TRUE FAST?

When I fast, I feel
by Karen Hartman

Pop tart by Windell Oskay

 

In my family, even the tiniest delay in eating was an excuse for bad behavior.  Impatience, explosive temper, poor judgment, inability to concentrate, all could be chalked up to hunger.  Even now, if my even-keeled young son gets whiny and ridiculous I will calculate his last food intake, deem it insufficient, and offer a snack.  Great parenting, right?  Crappy antics earn you food.  Boredom earns you food.  Deep wailing sadness over your scooter or your legos or some minor insult two years ago earns you food.  Now of course you shouldn’t eat out of restlessness, boredom, or sadness.  But the thing is, works.

When I fast, I feel.

First I feel whatever I’m feeling, uninsulated by the food.  I feel the boredom, the crabbiness, the grief.  We are big grief eaters in my family.  When my father’s mother died, I walked in on Dad standing at the pantry eating cocoa puffs out of the box.  He jumped back, slammed the cupboard door, and twisted his body to hide the chewing.  It was like I’d caught his heroin works laid out on the kitchen table.  “I am an orphan,” he said.

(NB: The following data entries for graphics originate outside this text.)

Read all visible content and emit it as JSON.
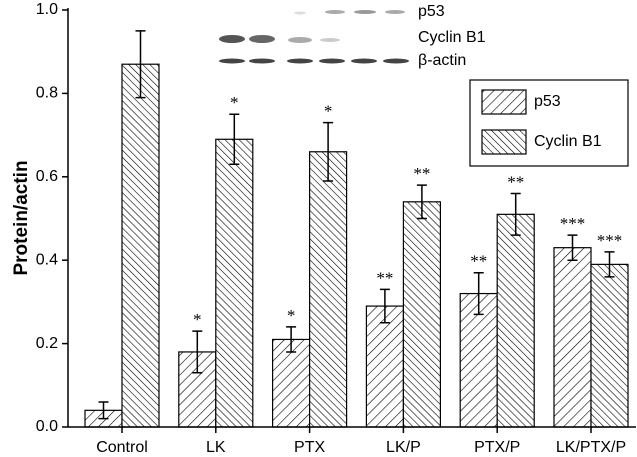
{
  "chart_data": {
    "type": "bar",
    "y_label": "Protein/actin",
    "categories": [
      "Control",
      "LK",
      "PTX",
      "LK/P",
      "PTX/P",
      "LK/PTX/P"
    ],
    "series": [
      {
        "name": "p53",
        "color": "#000000",
        "hatch": "/",
        "values": [
          0.04,
          0.18,
          0.21,
          0.29,
          0.32,
          0.43
        ],
        "errors": [
          0.02,
          0.05,
          0.03,
          0.04,
          0.05,
          0.03
        ],
        "annotations": [
          null,
          "*",
          "*",
          "**",
          "**",
          "***"
        ]
      },
      {
        "name": "Cyclin B1",
        "color": "#000000",
        "hatch": "\\",
        "values": [
          0.87,
          0.69,
          0.66,
          0.54,
          0.51,
          0.39
        ],
        "errors": [
          0.08,
          0.06,
          0.07,
          0.04,
          0.05,
          0.03
        ],
        "annotations": [
          null,
          "*",
          "*",
          "**",
          "**",
          "***"
        ]
      }
    ],
    "ylim": [
      0,
      1
    ],
    "yticks": [
      {
        "value": 0,
        "label": "0.0"
      },
      0.2,
      0.4,
      0.6,
      0.8,
      {
        "value": 1,
        "label": "1.0"
      }
    ],
    "legend": "upper right",
    "blot_labels": [
      "p53",
      "Cyclin B1",
      "β-actin"
    ]
  }
}
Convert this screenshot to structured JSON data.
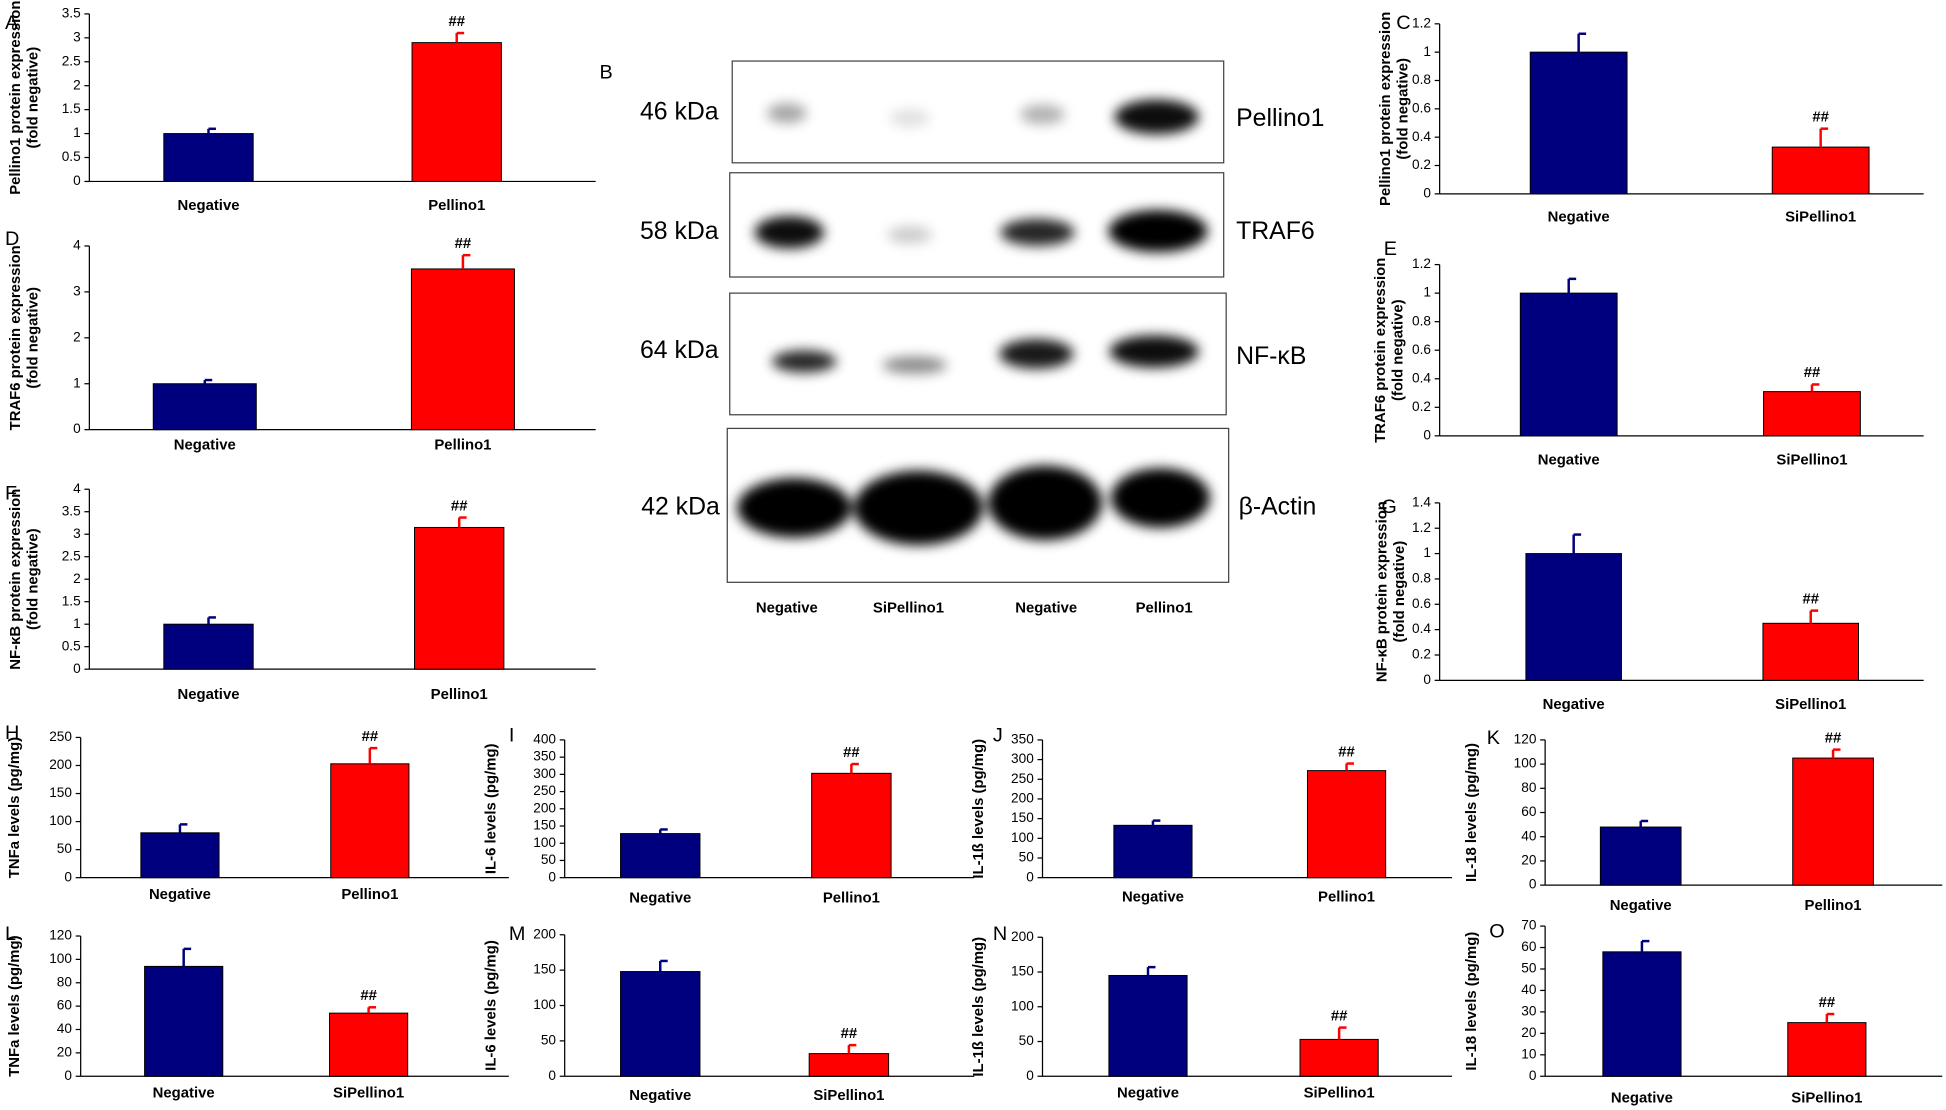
{
  "chart_data": [
    {
      "type": "bar",
      "panel": "A",
      "ylabel": [
        "Pellino1 protein expression",
        "(fold negative)"
      ],
      "categories": [
        "Negative",
        "Pellino1"
      ],
      "values": [
        1.0,
        2.9
      ],
      "errors": [
        0.1,
        0.2
      ],
      "colors": [
        "#00007f",
        "#ff0000"
      ],
      "annotation": "##",
      "ylim": [
        0,
        3.5
      ],
      "yticks": [
        0,
        0.5,
        1,
        1.5,
        2,
        2.5,
        3,
        3.5
      ]
    },
    {
      "type": "bar",
      "panel": "C",
      "ylabel": [
        "Pellino1 protein expression",
        "(fold negative)"
      ],
      "categories": [
        "Negative",
        "SiPellino1"
      ],
      "values": [
        1.0,
        0.33
      ],
      "errors": [
        0.13,
        0.13
      ],
      "colors": [
        "#00007f",
        "#ff0000"
      ],
      "annotation": "##",
      "ylim": [
        0,
        1.2
      ],
      "yticks": [
        0,
        0.2,
        0.4,
        0.6,
        0.8,
        1,
        1.2
      ]
    },
    {
      "type": "bar",
      "panel": "D",
      "ylabel": [
        "TRAF6 protein expression",
        "(fold negative)"
      ],
      "categories": [
        "Negative",
        "Pellino1"
      ],
      "values": [
        1.0,
        3.5
      ],
      "errors": [
        0.08,
        0.3
      ],
      "colors": [
        "#00007f",
        "#ff0000"
      ],
      "annotation": "##",
      "ylim": [
        0,
        4
      ],
      "yticks": [
        0,
        1,
        2,
        3,
        4
      ]
    },
    {
      "type": "bar",
      "panel": "E",
      "ylabel": [
        "TRAF6 protein expression",
        "(fold negative)"
      ],
      "categories": [
        "Negative",
        "SiPellino1"
      ],
      "values": [
        1.0,
        0.31
      ],
      "errors": [
        0.1,
        0.05
      ],
      "colors": [
        "#00007f",
        "#ff0000"
      ],
      "annotation": "##",
      "ylim": [
        0,
        1.2
      ],
      "yticks": [
        0,
        0.2,
        0.4,
        0.6,
        0.8,
        1,
        1.2
      ]
    },
    {
      "type": "bar",
      "panel": "F",
      "ylabel": [
        "NF-κB protein expression",
        "(fold negative)"
      ],
      "categories": [
        "Negative",
        "Pellino1"
      ],
      "values": [
        1.0,
        3.15
      ],
      "errors": [
        0.15,
        0.22
      ],
      "colors": [
        "#00007f",
        "#ff0000"
      ],
      "annotation": "##",
      "ylim": [
        0,
        4
      ],
      "yticks": [
        0,
        0.5,
        1,
        1.5,
        2,
        2.5,
        3,
        3.5,
        4
      ]
    },
    {
      "type": "bar",
      "panel": "G",
      "ylabel": [
        "NF-κB protein expression",
        "(fold negative)"
      ],
      "categories": [
        "Negative",
        "SiPellino1"
      ],
      "values": [
        1.0,
        0.45
      ],
      "errors": [
        0.15,
        0.1
      ],
      "colors": [
        "#00007f",
        "#ff0000"
      ],
      "annotation": "##",
      "ylim": [
        0,
        1.4
      ],
      "yticks": [
        0,
        0.2,
        0.4,
        0.6,
        0.8,
        1,
        1.2,
        1.4
      ]
    },
    {
      "type": "bar",
      "panel": "H",
      "ylabel": [
        "TNFa levels (pg/mg)"
      ],
      "categories": [
        "Negative",
        "Pellino1"
      ],
      "values": [
        80,
        203
      ],
      "errors": [
        15,
        28
      ],
      "colors": [
        "#00007f",
        "#ff0000"
      ],
      "annotation": "##",
      "ylim": [
        0,
        250
      ],
      "yticks": [
        0,
        50,
        100,
        150,
        200,
        250
      ]
    },
    {
      "type": "bar",
      "panel": "I",
      "ylabel": [
        "IL-6 levels (pg/mg)"
      ],
      "categories": [
        "Negative",
        "Pellino1"
      ],
      "values": [
        128,
        303
      ],
      "errors": [
        12,
        27
      ],
      "colors": [
        "#00007f",
        "#ff0000"
      ],
      "annotation": "##",
      "ylim": [
        0,
        400
      ],
      "yticks": [
        0,
        50,
        100,
        150,
        200,
        250,
        300,
        350,
        400
      ]
    },
    {
      "type": "bar",
      "panel": "J",
      "ylabel": [
        "IL-1ß levels (pg/mg)"
      ],
      "categories": [
        "Negative",
        "Pellino1"
      ],
      "values": [
        133,
        272
      ],
      "errors": [
        12,
        18
      ],
      "colors": [
        "#00007f",
        "#ff0000"
      ],
      "annotation": "##",
      "ylim": [
        0,
        350
      ],
      "yticks": [
        0,
        50,
        100,
        150,
        200,
        250,
        300,
        350
      ]
    },
    {
      "type": "bar",
      "panel": "K",
      "ylabel": [
        "IL-18 levels (pg/mg)"
      ],
      "categories": [
        "Negative",
        "Pellino1"
      ],
      "values": [
        48,
        105
      ],
      "errors": [
        5,
        7
      ],
      "colors": [
        "#00007f",
        "#ff0000"
      ],
      "annotation": "##",
      "ylim": [
        0,
        120
      ],
      "yticks": [
        0,
        20,
        40,
        60,
        80,
        100,
        120
      ]
    },
    {
      "type": "bar",
      "panel": "L",
      "ylabel": [
        "TNFa levels (pg/mg)"
      ],
      "categories": [
        "Negative",
        "SiPellino1"
      ],
      "values": [
        94,
        54
      ],
      "errors": [
        15,
        5
      ],
      "colors": [
        "#00007f",
        "#ff0000"
      ],
      "annotation": "##",
      "ylim": [
        0,
        120
      ],
      "yticks": [
        0,
        20,
        40,
        60,
        80,
        100,
        120
      ]
    },
    {
      "type": "bar",
      "panel": "M",
      "ylabel": [
        "IL-6 levels (pg/mg)"
      ],
      "categories": [
        "Negative",
        "SiPellino1"
      ],
      "values": [
        148,
        32
      ],
      "errors": [
        15,
        12
      ],
      "colors": [
        "#00007f",
        "#ff0000"
      ],
      "annotation": "##",
      "ylim": [
        0,
        200
      ],
      "yticks": [
        0,
        50,
        100,
        150,
        200
      ]
    },
    {
      "type": "bar",
      "panel": "N",
      "ylabel": [
        "IL-1ß levels (pg/mg)"
      ],
      "categories": [
        "Negative",
        "SiPellino1"
      ],
      "values": [
        145,
        53
      ],
      "errors": [
        12,
        17
      ],
      "colors": [
        "#00007f",
        "#ff0000"
      ],
      "annotation": "##",
      "ylim": [
        0,
        200
      ],
      "yticks": [
        0,
        50,
        100,
        150,
        200
      ]
    },
    {
      "type": "bar",
      "panel": "O",
      "ylabel": [
        "IL-18 levels (pg/mg)"
      ],
      "categories": [
        "Negative",
        "SiPellino1"
      ],
      "values": [
        58,
        25
      ],
      "errors": [
        5,
        4
      ],
      "colors": [
        "#00007f",
        "#ff0000"
      ],
      "annotation": "##",
      "ylim": [
        0,
        70
      ],
      "yticks": [
        0,
        10,
        20,
        30,
        40,
        50,
        60,
        70
      ]
    }
  ],
  "blot": {
    "panel": "B",
    "sizes": [
      "46 kDa",
      "58 kDa",
      "64 kDa",
      "42 kDa"
    ],
    "proteins": [
      "Pellino1",
      "TRAF6",
      "NF-κB",
      "β-Actin"
    ],
    "lanes": [
      "Negative",
      "SiPellino1",
      "Negative",
      "Pellino1"
    ]
  }
}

Dad didn’t drink alcohol.  Caffeine could induce buying sprees and delusions of grandeur.  But food was just food, safe.   After that shivah, before the cocoa puffs, we sat around the table, Dad with a cheesecake and a fork.  I and my siblings, ages 17, 15, 4 and 3, watched Dad scoop right from the platter.  After half an hour, and half a cheesecake, he looked down and said, “Did I eat that?”

I can relate.  When I get bad news I eat too.  On 9/11, I went to the supermarket to collect emergency supplies, skipped the batteries, flashlights, water and duct tape, and returned with heavy cream, pudding pops, pop tarts and extra butter.  I am normally a healthy eater but I had to insulate, to hibernate.  There is a reason I don’t keep cocoa puffs.  When I’ve heard bad news on the phone, I am sometimes chewing before the call is done.

Fasting strips you of that, or at least it does me.  It removes my best crutch, simultaneously unhooking me from cravings and exposing those cravings.  I only fast once a year, and find it maddening to read on Yom Kippur the words of Isaiah 58 – that this very difficult bit of homebrewed suffering is probably the wrong goddamn fast.  You’re not supposed to fast and maintain.  You are supposed to fast and change.

For me, one day is long enough to consider my animal fragility and vulnerability (one DAY without food or water and I’m practically comatose?  How is it that humans can dominate and destroy the planet when we are such WUSSES?  Or is that why?).  I feel proximate to true hunger and homelessness.  I donate some money.  But unhook from craving and desire?  Not so much.

When I was younger I believed I might be a closet ascetic.  Now I know better.  I will probably never live on maple syrup and lemonade for 15 days.  But that’s a different kind of fast, also –  a cleanse to purge the toxins and the chemical addictions of our impoverished Western diet and restore purity.  To perfect the temple of one’s own body, the little nation bordered by our skin.

The fast called for in Isaiah 58 is emphatically external.  In fact it doesn’t sound like a fast at all, but an actual change in our actual behavior:  Share your food.  Shelter the homeless.  Free the oppressed.  Break injustice.

In Isaiah, the ideal fast seems to be a metaphor – the description of the true fast doesn’t mention food at all except for sharing it with the poor.  The text seems to go beyond asking for a better kind of fast, towards a totally different understand of fasting itself.  Because really, who cares if we deny ourselves food?  Who cares if we live on cocoa puffs or maple lemon water?  Isn’t a true fast, as defined by this text, a broader pause in appetite – for power, for food, for money, for security?

This “true fast” challenges our habitual attachment to the bottom level of Maslow’s pyramid of needs (or if you will, the Yogic system of chakras), the root survival instinct.  The speaker of Isaiah implores us to disengage for one day with the fear that there will not be enough – money, housing, food, freedom – and to do what essentially no culture ever does, give up power on purpose.

And not like, “Make a modest donation to a global or local hunger-based charity of your choice.”  More like, “Break the system that serves you, and replace it with one that serves everybody.”

No wonder most of us (myself included) stick with the bodily fast: tough enough to feel the extremity of being human, but small enough that nothing has to change.